I realized today that running with my group in the morning (Erin Russell, Brittney Probst, and Chelsie Campbell) has significantly improved my life, in fact it has changed my life. I love the social outlet I get as well as the motivation to get up in the morning, even though EVERY SINGLE morning it is hard! I always want to stay in bed and text that I'm too tired that day, but I know that I will always be glad I did it.

This morning I wanted to do 5 miles because I'm still on the fence as to whether or not I will run a half marathon. It was perfect because I had to drop Lily off to school early for a field trip so I met Erin at 6:30 (which is 30 minutes after our usual time). Brittney had gone on the field trip and Chelsie was recovering from a busy week. Erin is always up for running long runs though so she was game. I truly did not think I could do it.

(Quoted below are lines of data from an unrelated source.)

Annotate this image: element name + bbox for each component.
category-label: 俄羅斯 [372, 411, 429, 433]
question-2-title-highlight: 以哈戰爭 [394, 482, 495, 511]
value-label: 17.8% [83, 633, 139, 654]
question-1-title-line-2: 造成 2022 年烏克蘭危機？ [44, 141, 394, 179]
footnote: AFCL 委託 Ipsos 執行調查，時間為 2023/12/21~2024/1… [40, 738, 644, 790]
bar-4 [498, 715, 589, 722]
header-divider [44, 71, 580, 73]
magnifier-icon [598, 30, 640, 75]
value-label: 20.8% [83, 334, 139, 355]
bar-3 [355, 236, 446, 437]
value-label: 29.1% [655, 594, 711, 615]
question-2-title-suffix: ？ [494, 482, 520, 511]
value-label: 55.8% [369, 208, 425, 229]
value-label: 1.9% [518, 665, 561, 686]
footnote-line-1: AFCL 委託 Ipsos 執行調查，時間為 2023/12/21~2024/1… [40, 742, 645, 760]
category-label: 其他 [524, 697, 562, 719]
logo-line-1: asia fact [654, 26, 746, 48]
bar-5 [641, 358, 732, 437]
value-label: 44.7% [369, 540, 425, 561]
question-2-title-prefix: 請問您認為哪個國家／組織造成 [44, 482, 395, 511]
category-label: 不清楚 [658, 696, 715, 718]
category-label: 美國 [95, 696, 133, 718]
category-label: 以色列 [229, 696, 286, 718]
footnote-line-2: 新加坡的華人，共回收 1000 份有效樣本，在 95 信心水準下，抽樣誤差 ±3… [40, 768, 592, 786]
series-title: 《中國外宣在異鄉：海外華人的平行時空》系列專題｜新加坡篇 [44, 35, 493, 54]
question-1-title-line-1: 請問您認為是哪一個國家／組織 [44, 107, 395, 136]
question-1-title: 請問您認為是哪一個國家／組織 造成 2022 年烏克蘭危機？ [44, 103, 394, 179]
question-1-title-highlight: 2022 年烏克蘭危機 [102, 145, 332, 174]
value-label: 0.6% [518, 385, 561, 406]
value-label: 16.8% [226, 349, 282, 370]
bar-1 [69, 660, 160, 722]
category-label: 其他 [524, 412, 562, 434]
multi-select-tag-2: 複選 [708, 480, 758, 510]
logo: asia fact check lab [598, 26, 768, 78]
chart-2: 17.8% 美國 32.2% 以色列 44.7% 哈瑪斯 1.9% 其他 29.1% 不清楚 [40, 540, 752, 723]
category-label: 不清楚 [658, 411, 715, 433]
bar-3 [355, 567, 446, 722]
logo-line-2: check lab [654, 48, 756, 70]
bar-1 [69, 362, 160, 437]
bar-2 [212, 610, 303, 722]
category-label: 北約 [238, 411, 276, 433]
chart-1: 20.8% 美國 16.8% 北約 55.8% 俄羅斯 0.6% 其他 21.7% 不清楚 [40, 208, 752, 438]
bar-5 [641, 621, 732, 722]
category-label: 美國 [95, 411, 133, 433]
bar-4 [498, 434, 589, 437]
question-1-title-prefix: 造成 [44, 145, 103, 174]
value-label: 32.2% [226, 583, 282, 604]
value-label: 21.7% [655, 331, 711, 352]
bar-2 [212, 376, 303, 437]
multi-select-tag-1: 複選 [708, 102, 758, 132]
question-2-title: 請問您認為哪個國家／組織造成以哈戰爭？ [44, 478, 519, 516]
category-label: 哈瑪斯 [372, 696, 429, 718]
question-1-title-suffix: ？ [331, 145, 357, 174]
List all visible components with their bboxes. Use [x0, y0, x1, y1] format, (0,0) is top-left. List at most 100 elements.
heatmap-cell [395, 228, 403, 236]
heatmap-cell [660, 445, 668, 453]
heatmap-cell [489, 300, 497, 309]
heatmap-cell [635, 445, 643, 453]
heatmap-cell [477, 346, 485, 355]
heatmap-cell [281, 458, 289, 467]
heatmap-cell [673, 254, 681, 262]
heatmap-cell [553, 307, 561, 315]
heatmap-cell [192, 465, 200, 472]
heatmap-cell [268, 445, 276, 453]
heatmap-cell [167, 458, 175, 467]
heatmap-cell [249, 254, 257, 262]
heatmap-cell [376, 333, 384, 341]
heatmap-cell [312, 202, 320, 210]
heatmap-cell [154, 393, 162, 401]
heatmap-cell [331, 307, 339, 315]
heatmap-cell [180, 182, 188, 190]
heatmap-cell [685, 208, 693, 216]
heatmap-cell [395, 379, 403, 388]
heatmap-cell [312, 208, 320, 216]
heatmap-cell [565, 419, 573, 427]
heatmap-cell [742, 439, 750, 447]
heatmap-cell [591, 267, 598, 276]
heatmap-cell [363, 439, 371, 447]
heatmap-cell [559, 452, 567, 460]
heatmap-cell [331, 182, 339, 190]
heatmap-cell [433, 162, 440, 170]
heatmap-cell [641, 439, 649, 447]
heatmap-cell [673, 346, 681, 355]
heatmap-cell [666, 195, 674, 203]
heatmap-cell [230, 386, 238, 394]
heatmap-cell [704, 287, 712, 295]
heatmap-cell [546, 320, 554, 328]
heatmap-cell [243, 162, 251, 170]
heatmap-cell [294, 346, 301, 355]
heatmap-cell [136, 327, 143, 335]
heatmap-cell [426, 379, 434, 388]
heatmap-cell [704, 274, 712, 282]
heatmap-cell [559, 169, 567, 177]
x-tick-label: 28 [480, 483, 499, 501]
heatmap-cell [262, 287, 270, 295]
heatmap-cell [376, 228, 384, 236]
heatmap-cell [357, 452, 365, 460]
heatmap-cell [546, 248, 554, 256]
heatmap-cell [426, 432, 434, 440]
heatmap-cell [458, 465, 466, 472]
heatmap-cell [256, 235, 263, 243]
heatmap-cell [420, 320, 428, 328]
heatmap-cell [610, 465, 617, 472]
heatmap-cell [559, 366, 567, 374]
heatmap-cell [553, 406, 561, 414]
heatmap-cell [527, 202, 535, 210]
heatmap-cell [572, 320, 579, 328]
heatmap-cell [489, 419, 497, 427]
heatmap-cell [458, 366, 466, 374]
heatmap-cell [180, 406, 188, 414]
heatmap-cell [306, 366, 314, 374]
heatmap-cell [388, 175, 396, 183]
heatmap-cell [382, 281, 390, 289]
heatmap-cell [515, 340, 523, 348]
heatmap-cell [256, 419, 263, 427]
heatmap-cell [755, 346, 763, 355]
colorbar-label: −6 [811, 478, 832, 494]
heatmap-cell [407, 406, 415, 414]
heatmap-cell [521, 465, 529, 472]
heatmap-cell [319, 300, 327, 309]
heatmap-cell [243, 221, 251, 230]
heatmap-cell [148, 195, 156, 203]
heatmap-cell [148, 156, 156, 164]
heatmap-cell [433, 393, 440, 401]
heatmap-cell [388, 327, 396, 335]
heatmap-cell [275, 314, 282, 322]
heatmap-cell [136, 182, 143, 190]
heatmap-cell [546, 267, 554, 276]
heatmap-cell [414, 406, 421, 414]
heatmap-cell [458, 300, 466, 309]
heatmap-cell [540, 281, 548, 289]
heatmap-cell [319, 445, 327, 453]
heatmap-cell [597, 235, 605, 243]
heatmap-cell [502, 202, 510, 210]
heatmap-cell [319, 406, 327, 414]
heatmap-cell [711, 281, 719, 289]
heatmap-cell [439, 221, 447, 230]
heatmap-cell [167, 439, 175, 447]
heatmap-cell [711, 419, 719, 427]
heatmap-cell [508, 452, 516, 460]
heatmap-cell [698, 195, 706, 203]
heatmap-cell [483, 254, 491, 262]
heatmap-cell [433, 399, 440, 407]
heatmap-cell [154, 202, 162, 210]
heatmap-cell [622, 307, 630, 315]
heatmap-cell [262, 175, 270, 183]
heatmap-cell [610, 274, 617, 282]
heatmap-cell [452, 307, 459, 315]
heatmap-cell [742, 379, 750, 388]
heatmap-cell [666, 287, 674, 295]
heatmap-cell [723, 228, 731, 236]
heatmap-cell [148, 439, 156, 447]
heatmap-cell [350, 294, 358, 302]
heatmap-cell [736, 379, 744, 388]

I had attempted 5 miles last week, but was tired and kept walking off and on and only got a little past 4. But Erin pushes me even though I don't realize it, and she is able to talk so well and coherently while I am huffing and puffing, so she is a great running partner! We run faster and I can listen to her talk to take my mind off running. The wind was blowing against us and we had some big hills that I wanted so badly to walk on, but we did it! And we ran my fastest pace of 8:50 for 5.13 miles today. I was so proud of us and me and I kept telling Erin I for sure could not have done it without her. It was great and I pushed myself more than I thought I was capable of. I think that's why I have enjoyed the principle of running so much and why I keep at it. I haven't run consistently for years, but for two months I have been extremely diligent. I am now in the habit and I have my group and I also know I need to get in at least 10 miles a week to hit our 2018 goal as a group. It is so empowering to be doing something I have been wanting to do for years (and that in the past I have been able to do as I trained for two marathons) and to now be pushing past limits I thought I had. I understand why so many people choose physical goals to focus on whether it be a race or just personal records, because it translates into other areas of your life. And it feels good to be able to do something you worked hard for and you kept at.